Oops, what I meant to say is that I don't think there is any relation between Richard Griffith, the author of The Movies, and D.W. Griffith, the great pioneering film director.
posted by marsha56 at 7:13 PM on July 3, 2004


The Making of the Atomic Bomb by Richard Rhodes perhaps? It's a gripping story, brilliantly told and he not only covers the people and politics from the earliest days of atomic physics onwards, he also includes the physics! (but don't let that put you off).
Another easy and yet compelling history read is the three volume History of Byzantium by John Julius Norwich.
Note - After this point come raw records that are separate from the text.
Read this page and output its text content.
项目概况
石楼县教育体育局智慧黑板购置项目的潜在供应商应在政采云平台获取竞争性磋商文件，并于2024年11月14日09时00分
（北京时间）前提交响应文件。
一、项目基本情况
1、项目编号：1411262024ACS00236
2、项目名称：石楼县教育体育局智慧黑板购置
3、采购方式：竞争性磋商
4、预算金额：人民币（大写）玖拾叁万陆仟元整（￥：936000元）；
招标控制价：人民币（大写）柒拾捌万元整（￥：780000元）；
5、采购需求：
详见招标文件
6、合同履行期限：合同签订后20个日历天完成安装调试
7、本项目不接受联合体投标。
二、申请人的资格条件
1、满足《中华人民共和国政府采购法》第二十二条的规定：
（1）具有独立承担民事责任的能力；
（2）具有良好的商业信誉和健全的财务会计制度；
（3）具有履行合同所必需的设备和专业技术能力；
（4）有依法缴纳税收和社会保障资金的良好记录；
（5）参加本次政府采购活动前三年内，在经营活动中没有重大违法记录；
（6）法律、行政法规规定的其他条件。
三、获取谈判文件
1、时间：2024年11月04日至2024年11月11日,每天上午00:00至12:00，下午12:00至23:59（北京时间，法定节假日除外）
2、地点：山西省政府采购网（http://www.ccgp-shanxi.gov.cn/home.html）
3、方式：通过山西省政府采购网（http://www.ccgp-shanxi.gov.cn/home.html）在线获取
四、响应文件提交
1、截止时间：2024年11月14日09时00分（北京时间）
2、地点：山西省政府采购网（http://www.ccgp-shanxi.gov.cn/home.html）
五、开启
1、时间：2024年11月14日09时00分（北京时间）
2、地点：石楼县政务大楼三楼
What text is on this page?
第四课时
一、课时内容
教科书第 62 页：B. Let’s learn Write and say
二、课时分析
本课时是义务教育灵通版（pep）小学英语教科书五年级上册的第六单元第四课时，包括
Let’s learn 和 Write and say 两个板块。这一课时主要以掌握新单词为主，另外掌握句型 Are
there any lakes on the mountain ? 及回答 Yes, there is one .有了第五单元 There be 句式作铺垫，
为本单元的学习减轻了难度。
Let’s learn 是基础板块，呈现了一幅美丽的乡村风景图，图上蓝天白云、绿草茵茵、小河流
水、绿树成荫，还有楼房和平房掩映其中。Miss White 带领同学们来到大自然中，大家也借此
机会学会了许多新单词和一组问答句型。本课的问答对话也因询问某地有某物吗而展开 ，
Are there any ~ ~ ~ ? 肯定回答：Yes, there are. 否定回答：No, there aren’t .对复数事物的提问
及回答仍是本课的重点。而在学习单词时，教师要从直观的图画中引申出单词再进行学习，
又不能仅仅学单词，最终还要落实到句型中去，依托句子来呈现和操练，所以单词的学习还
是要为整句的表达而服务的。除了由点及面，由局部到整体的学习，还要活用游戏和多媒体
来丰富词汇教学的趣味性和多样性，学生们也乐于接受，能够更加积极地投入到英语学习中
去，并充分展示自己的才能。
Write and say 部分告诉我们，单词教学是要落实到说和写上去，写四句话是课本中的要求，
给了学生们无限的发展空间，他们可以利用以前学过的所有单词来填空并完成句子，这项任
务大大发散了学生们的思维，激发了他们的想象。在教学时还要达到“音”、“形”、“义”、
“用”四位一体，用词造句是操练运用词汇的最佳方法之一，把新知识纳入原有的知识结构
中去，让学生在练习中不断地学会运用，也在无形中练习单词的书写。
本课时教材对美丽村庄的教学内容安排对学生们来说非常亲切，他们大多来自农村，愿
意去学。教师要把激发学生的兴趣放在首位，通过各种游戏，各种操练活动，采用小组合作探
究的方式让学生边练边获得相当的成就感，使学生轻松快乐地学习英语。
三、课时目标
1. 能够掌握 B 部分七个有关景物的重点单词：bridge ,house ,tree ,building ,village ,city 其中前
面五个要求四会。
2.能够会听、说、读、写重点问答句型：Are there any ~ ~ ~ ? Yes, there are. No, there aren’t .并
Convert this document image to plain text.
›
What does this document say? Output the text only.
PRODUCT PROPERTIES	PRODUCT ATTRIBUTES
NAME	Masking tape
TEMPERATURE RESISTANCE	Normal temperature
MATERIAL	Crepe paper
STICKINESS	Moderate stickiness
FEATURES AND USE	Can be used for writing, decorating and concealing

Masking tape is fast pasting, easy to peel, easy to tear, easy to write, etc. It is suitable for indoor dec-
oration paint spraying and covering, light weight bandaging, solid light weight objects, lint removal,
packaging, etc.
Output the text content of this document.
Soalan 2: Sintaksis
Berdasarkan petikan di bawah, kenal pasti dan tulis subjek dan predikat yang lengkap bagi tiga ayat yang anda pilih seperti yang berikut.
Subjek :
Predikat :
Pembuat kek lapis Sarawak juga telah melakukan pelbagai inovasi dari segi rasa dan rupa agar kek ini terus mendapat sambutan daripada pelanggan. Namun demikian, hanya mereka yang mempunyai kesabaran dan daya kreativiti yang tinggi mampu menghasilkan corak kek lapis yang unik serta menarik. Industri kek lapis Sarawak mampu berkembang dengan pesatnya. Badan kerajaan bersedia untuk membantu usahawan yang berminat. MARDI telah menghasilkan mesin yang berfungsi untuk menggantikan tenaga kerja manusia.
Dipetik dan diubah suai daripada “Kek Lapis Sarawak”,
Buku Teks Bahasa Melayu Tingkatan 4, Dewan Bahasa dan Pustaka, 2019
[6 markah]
Good books to have by the bed and dip into every so often (as are those of one of his main sources, Edward Gibbon, but his prose causes headaches for many modern readers).
posted by thatwhichfalls at 7:57 PM on July 3, 2004


One more: "The American West" by Dee Brown (author of "Bury My Heart at Wounded Knee"). If you saw Ken Burns' "The West" series, you'll get right into it.
posted by gimonca at 9:18 PM on July 3, 2004


Oh, and best place to get Durant books is probably your local used book store, in person. Tons of them floating around, because a couple of subscription book clubs used to give away the whole set if you agreed to join. Prices on used copies look good online, but shipping will be horrendous, so it's almost certainly better to patronize a local bookseller and cart them home yourself.
posted by gimonca at 9:22 PM on July 3, 2004


My bad. You're right gimonca. Local book store (or library) is a much better idea.
posted by marsha56 at 9:35 PM on July 3, 2004


A caveat: the Durants' history is seriously out of date (wasn't exactly cutting-edge when it appeared), so if they get you interested in any particular subject, you'll want to read a more current treatment.
posted by languagehat at 7:43 AM on July 4, 2004


Sarah Vowell.
posted by pomegranate at 1:22 PM on July 4, 2004


Mark Kurlansky is an exellent writer. His books Salt, Cod, and A Basque History of the World sound like they'd be right up your alley. Also, the PBS series Connections with James Burke is beyond cool.
posted by Miles Long at 3:08 PM on July 4, 2004


Thanks all. I've written 'em down and will hit the library.

Miles, yes, I've read Cod and quite like it. I've seen Salt in the store but the library copies are always out.